Cloud computing is made of hype. Yet, it’s also the future of computing. Like some spooky quantum mechanics experiment, it is both. Credit unions already are taking advantage of cloud computing apps by offering home banking to their members. There will be other examples of how credit unions can use cloud computing coming soon. It’s important, however, to get some type of definition in place to understand just what the heck we are talking about when we throw around the cloud computing buzz phrase.
Fortunately, there’s a good one out there. TheNational Institute of Standards and Technology (“NIST”), the federal technology agency that has been closely studying cloud computing for the purpose of providing guidance on securing unclassified government systems defines cloud computing as :
“[a] model for enabling convenient on-demand network access to a shared pool of configurable resources, for example, network servers, storage applications and services that can be rapidly provisioned and released with minimal management effort or service provider interaction.” It identifies the five essential characteristics of cloud computing as: On-demand self service; Broad network access; Resource pooling; Rapid elasticity; and Measured service.
We can drill down further and break up cloud computing into Infrastructure as a service, Platform as a service and Software as a Service.
“Infrastructure as a service” uses shared facilities, computer hardware and networks to hold and move data. Customers may use their own operating systems and software, but the provider will determine where the data is stored(including, in some cases, moving data from server to server or data center to data center as computing space, and the
customer, permit) and how to configure networks to allow the fastest and most secure movement of data. Amazon, Rackspace and Vertica are among the providers of infrastructure services.
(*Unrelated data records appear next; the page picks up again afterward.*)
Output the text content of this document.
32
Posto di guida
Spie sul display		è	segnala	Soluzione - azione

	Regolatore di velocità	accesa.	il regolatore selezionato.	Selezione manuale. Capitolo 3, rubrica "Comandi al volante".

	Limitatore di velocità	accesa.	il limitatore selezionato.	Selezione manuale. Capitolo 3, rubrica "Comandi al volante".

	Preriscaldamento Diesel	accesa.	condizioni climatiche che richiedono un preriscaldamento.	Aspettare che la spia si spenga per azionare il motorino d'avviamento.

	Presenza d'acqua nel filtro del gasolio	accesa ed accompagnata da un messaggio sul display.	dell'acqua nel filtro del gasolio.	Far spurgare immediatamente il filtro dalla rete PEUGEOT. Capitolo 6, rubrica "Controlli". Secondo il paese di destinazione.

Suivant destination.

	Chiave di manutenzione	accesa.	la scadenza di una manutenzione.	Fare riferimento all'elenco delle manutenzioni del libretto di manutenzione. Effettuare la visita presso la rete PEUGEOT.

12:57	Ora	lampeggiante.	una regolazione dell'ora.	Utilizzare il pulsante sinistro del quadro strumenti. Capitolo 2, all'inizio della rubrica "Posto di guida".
“Platform as a service” allows customers to share a computing platform and operating system. The provider determines the programming language (such as Java or .Net) and provides a web-based computing environment; customers use that environment to develop and configure applications to suit their individual needs. Platform services
may be combined with infrastructure services to offer all of the elements required for a customer to develop and implement its own applications. Providers include Google App Engine and CollabNet.
“Software as a service” is the type of service traditionally associated with both outsourcing services and web-based consumer services like Yahoo and Google. In software as a service, the vendor provides software designed to perform a specific function, like email or social networks, billing, logistics or financial account management, or law firm matter management. Oracle On Demand and Salesforce.com are among the many providers of software services.
See Contracting in the Cloud: A Primer, Peter M. Lefkowitz, 54 B.B.J.9 (Summer, 2010). I would posit to you that most credit unions will be looking at cloud computing via the software as a service model. Bill pay with its ubiquitous access and account information falls into this category.
Now that we know what we’re talking about, we can begin to speculate where it all is going. Apple has given us a big clue with the release of its iOS 5 and by embracing the cloud with a capital C. This new mobile operating system lets people have that ubiquity of access across all of their apple devices. I never started out being an Apple fan boy; I build computers for fun so I’m more of an omnivore. Yet, I now sport a MacBook Pro, an iPad, an iPod Touch and I still have an old iPod lying around that I use as a back up when recording podcasts. So Apple captured a big part of my computer market share and now with its cloud servers, I can have all my data all the time. So who cares? Your members care. Your members want the same thing. They are using bill pay and it will go further into mobile payments. Mobile payment via smartphone or whatever is a cloud app.
Where does it end? We cannot predict what new invention will reshape our lives because to do so, we would have to conceive of it before its inventor does, thereby potentially becoming its inventor. We can watch where things are going and see possibilities and that’s about it. Does cloud computing mean that credit unions will need to buy or lease their own server farms to provide their members with their own membership-based clouds? I don’t think so because what would the members use it for? We can see why Apple created huge data centers in North Carolina because it sells music and video and the users of its products want to store their data on Apples servers.
Credit unions store vastly smaller amounts of data for their members, but data that is far more important. Yes, it’s bad when your digital music collection gets wiped out. Apple now has you covered on that front. It’s far worse when your credit union account gets hacked. In Cloud computing, security then becomes far more relevant to credit unions than vast amounts of ubiquitous storage. Fortunately, that’s nothing new. There are things to be aware of, though, when a credit union looks at a cloud computing contract. Such things as: services to be provided, service level agreements, transitioning data, location of data, warranties, limitation on liability, indemnification, termination and remedies, ownership of data, disclosure of data to law enforcement and of course data security, privacy and breach notification. For an in-depth discussion of these issues and more, see Brenda Barrett Healey’s most excellent article: Cloud Computing Agreements: How can counsel make certain that every “cloud” really does have a silver lining?
As a final caution or advisory or what have you, this really is like a quantum mechanics experiment. Cloud computing may change the way your credit union does business or it may not, or, it may change the world around you and leave you undisturbed. Like Schrödinger’s cat, it may depend upon you to be the observer as to where it is going and then to act on it accordingly.